EHEPARTNER(I) 27.12.1712: Münster, Fraterhaus: Westerholt zu Lembeck, Bernhardina /Alexandrine von (Lembeck 16.01.1695-Münster 13.06.1757), beerdigt in der Familiengruft in Nordkirchen, Eltern: Dietrich Konrad Adolf (1658-30.01.1702) und (Heirat 01.12.1691) Maria Anna Theodora Waldbott von Bassenheim zu Gudenau (1665-15.10.1742)
TOD DATUM1737-03-18   Suche
TOD ORTWien
BEGRÄBNIS DATUM1737-03-22
BEGRÄBNIS ORTWien, Minoritenkloster


BIOGRAFIEAls Neffe der beiden münsterischen bzw. Paderborner Fürstbischöfe Friedrich Christian v. Plettenberg (reg. 1688-1706) und Franz Arnold v. Wolff-Metternich (reg. 1704/1707-1718) und Großneffe von deren Vorgängern Ferdinand v. Fürstenberg (reg. 1661/1678-1683) bzw. Hermann Werner v. Wolff-Metternich (reg. 1683-1704) am 27.07.1690 in Paderborn geboren, war Plettenberg als zweiter Sohn zunächst auch für den geistlichen Stand bestimmt, erbte nach dem Tode seines älteren Bruders 1711 aber Nordkirchen und das Amt eines Erbmarschalls (Vorsitzenden der Ritterschaft) des Fürstbistums Münster. Beides hatte sein Onkel Friedrich Christian für die Familie erworben. Sie brachten ihm jährliche Einkünfte von 13-21.000 Talern ein.

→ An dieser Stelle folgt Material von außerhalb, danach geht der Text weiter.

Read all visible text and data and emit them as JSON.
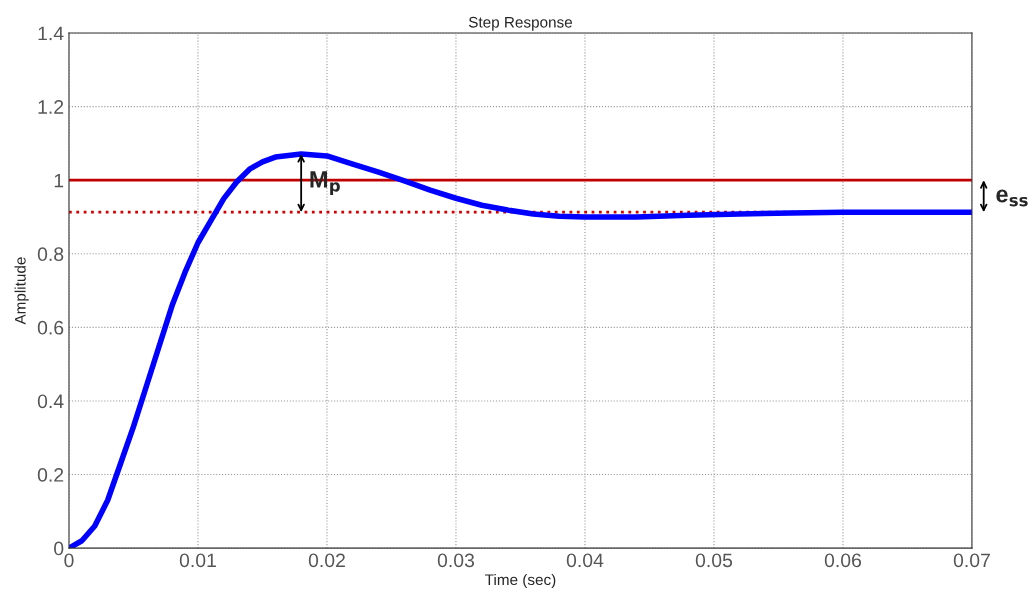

1713 Geheimer Rat seines Onkels Franz Arnold, betrieb er als geschickter Diplomat in kurbayerischem Auftrag erfolgreich die Wahl des Bayernprinzen  Clemens August zum Fürstbischof von Münster und Paderborn (1719), zum Kurfürsten von Köln (1722), Fürstbischof von Hildesheim (1724) und Osnabrück (1728). Die Vereinigung der rheinisch-westfälischen Bischofsländer in der Person des bayerischen Prinzen antwortete auf den Aufstieg der benachbarten protestantischen Staaten Preußen (Königreich 1701) und Hannover (erbt das Königreich Großbritannien 1714) zu Großmächten. Clemens August erhob ihn dafür zum Obristkämmerer (1719), Landdrosten zu Dringenberg im Hochstift Paderborn, zum Kammerpräsidenten in Hildesheim (1724) und kurkölnischen Obristhofmeister (1731) mit entsprechenden Einkünften. 1724 in den Reichsgrafenstand erhoben, kaufte er die Grafschaft Wittem und erhielt damit Sitz und Stimme im Niederrheinisch-Westfälischen Grafenkollegium.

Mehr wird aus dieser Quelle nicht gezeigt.